With one Canadian province’s economy tanking, local officials are trying to prevent consumers from taking out payday loans by putting forward new legislation that could rein in the contentious industry.
Earlier this month, the province of New Brunswick proposed legislation that would limit how much credit payday lenders could extend to borrowers. The proposal would also include how much payday loan stores could charge customers. These measures are meant to protect impoverished consumers.
According to a draft regulation presented by the province’s Department of Finance, the maximum total cost of a credit a customer could be charged is $15 for every $100 lent. Moreover, if a borrower defaults on the payday loan then the lender may charge a maximum penalty of 2.5 percent per month. Another $20 could be charged if a check or pre-authorized debit transaction fails.

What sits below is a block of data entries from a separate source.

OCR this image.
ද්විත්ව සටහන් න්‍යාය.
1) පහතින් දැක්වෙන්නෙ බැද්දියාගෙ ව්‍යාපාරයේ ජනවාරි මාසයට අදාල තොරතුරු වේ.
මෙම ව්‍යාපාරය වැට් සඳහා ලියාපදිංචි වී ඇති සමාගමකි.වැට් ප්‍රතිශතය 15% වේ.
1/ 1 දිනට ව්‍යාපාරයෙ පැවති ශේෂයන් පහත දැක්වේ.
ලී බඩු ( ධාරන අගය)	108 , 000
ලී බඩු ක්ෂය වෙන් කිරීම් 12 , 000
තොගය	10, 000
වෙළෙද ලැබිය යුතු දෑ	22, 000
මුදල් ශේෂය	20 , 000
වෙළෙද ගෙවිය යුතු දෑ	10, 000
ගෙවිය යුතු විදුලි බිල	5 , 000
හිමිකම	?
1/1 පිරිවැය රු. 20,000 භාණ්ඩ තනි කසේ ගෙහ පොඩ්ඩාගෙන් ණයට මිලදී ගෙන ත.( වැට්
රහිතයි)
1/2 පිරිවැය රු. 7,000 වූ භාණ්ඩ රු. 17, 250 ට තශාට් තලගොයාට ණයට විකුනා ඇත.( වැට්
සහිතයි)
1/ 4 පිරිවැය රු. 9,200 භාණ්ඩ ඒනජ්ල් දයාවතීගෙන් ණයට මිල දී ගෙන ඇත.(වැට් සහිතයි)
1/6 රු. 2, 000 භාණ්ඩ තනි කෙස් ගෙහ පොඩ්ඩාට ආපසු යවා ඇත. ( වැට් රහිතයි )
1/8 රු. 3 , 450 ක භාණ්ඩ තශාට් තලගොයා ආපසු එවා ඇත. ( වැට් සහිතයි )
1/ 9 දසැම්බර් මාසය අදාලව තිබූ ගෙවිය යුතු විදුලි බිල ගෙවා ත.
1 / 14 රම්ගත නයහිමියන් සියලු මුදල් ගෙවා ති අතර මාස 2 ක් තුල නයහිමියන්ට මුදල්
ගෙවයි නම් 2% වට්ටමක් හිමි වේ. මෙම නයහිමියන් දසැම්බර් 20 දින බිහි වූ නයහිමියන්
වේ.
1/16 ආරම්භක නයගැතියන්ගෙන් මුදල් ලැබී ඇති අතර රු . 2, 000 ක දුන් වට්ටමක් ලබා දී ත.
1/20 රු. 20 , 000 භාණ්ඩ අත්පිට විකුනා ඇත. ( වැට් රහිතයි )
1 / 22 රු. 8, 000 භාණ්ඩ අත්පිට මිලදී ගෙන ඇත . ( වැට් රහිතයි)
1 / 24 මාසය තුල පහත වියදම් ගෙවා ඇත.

New Brunswick residents will have until July 29 to make a public comment on the draft legislation.
Many analysts are wondering if payday loan stores could shut down because of these proposed regulations, which are being described as the toughest restrictions across the Great White North.

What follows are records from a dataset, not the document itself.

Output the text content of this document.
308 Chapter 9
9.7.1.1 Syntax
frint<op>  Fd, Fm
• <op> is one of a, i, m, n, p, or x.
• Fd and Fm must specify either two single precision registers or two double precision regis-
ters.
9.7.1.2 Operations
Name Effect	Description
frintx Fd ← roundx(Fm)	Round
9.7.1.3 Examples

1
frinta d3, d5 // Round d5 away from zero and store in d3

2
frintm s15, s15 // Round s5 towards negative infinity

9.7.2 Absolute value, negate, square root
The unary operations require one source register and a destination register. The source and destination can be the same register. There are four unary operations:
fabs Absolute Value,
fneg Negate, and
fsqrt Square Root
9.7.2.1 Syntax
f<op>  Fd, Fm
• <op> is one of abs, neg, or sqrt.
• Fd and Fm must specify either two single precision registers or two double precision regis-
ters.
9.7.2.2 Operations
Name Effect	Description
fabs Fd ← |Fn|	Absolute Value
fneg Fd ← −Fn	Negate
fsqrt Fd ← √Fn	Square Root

However, one expert suggests that the issue of constant borrowing from multiple stores is the biggest issue that the provincial government has to contend with. But it isn’t happening, says Credit Counselling Services of Atlantic Canada client program specialist Gordon Arsenault.

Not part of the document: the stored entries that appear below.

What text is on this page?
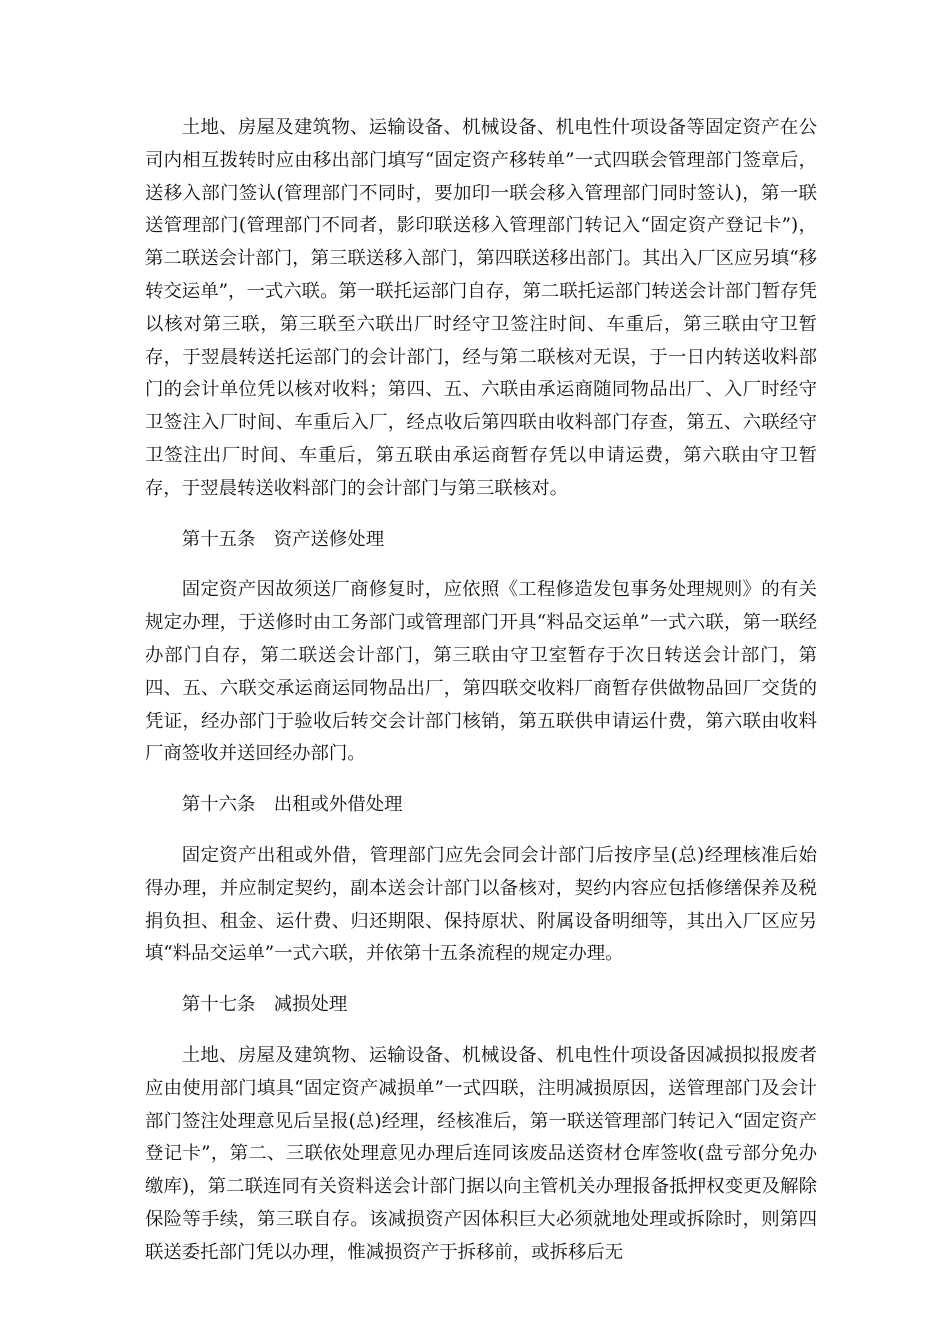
土地、房屋及建筑物、运输设备、机械设备、机电性什项设备等固定资产在公司内相互拨转时应由移出部门填写“固定资产移转单”一式四联会管理部门签章后，送移入部门签认(管理部门不同时，要加印一联会移入管理部门同时签认)，第一联送管理部门(管理部门不同者，影印联送移入管理部门转记入“固定资产登记卡”)，第二联送会计部门，第三联送移入部门，第四联送移出部门。其出入厂区应另填“移转交运单”，一式六联。第一联托运部门自存，第二联托运部门转送会计部门暂存凭以核对第三联，第三联至六联出厂时经守卫签注时间、车重后，第三联由守卫暂存，于翌晨转送托运部门的会计部门，经与第二联核对无误，于一日内转送收料部门的会计单位凭以核对收料；第四、五、六联由承运商随同物品出厂、入厂时经守卫签注入厂时间、车重后入厂，经点收后第四联由收料部门存查，第五、六联经守卫签注出厂时间、车重后，第五联由承运商暂存凭以申请运费，第六联由守卫暂存，于翌晨转送收料部门的会计部门与第三联核对。

第十五条　资产送修处理

固定资产因故须送厂商修复时，应依照《工程修造发包事务处理规则》的有关规定办理，于送修时由工务部门或管理部门开具“料品交运单”一式六联，第一联经办部门自存，第二联送会计部门，第三联由守卫室暂存于次日转送会计部门，第四、五、六联交承运商运同物品出厂，第四联交收料厂商暂存供做物品回厂交货的凭证，经办部门于验收后转交会计部门核销，第五联供申请运什费，第六联由收料厂商签收并送回经办部门。

第十六条　出租或外借处理

固定资产出租或外借，管理部门应先会同会计部门后按序呈(总)经理核准后始得办理，并应制定契约，副本送会计部门以备核对，契约内容应包括修缮保养及税捐负担、租金、运什费、归还期限、保持原状、附属设备明细等，其出入厂区应另填“料品交运单”一式六联，并依第十五条流程的规定办理。

第十七条　减损处理

土地、房屋及建筑物、运输设备、机械设备、机电性什项设备因减损拟报废者应由使用部门填具“固定资产减损单”一式四联，注明减损原因，送管理部门及会计部门签注处理意见后呈报(总)经理，经核准后，第一联送管理部门转记入“固定资产登记卡”，第二、三联依处理意见办理后连同该废品送资材仓库签收(盘亏部分免办缴库)，第二联连同有关资料送会计部门据以向主管机关办理报备抵押权变更及解除保险等手续，第三联自存。该减损资产因体积巨大必须就地处理或拆除时，则第四联送委托部门凭以办理，惟减损资产于拆移前，或拆移后无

“They go to one company, then they go to another company and to another company and then they do internet payday loans,” said Arsenault.”They’re into a circle of payday loans where they’re borrowing from one to pay the other and it just goes on and on and on.”
Some industry trade groups feel the restrictions could severely impact several operators. Ryan Murphy, a media relations manager warns some businesses could actually close their doors. This, he says, will ultimately negatively affect the most vulnerable who rely on payday loans.
“I certainly think there will be some businesses that will find it very difficult to operate and in fact may have to close,” said Irwin. “Where will borrowers go? What they’ll end up doing is they’ll go online and more often than not, they’ll find themselves going to an illegal unlicensed lender.”
If New Brunswick does move ahead with the regulation then Newfoundland and Labrador will be the only remaining province without any payday loan regulations in the books.
Provinces and municipalities across the country have been installing their own rules and regulations to minimize the impact of payday loan stores. The Ontario Government has, for instance, suggested placing limits on how much payday loans can be charged, while the city of Calgary has placed ordinance laws to stop new payday loan stores from clustering in impoverished neighborhoods.
Critics of payday loans say these alternative financial products hurt the impecunious by getting them into endless cycles of debt. Proponents argue that payday loans help the poor because most of them do not have access to traditional forms of credit.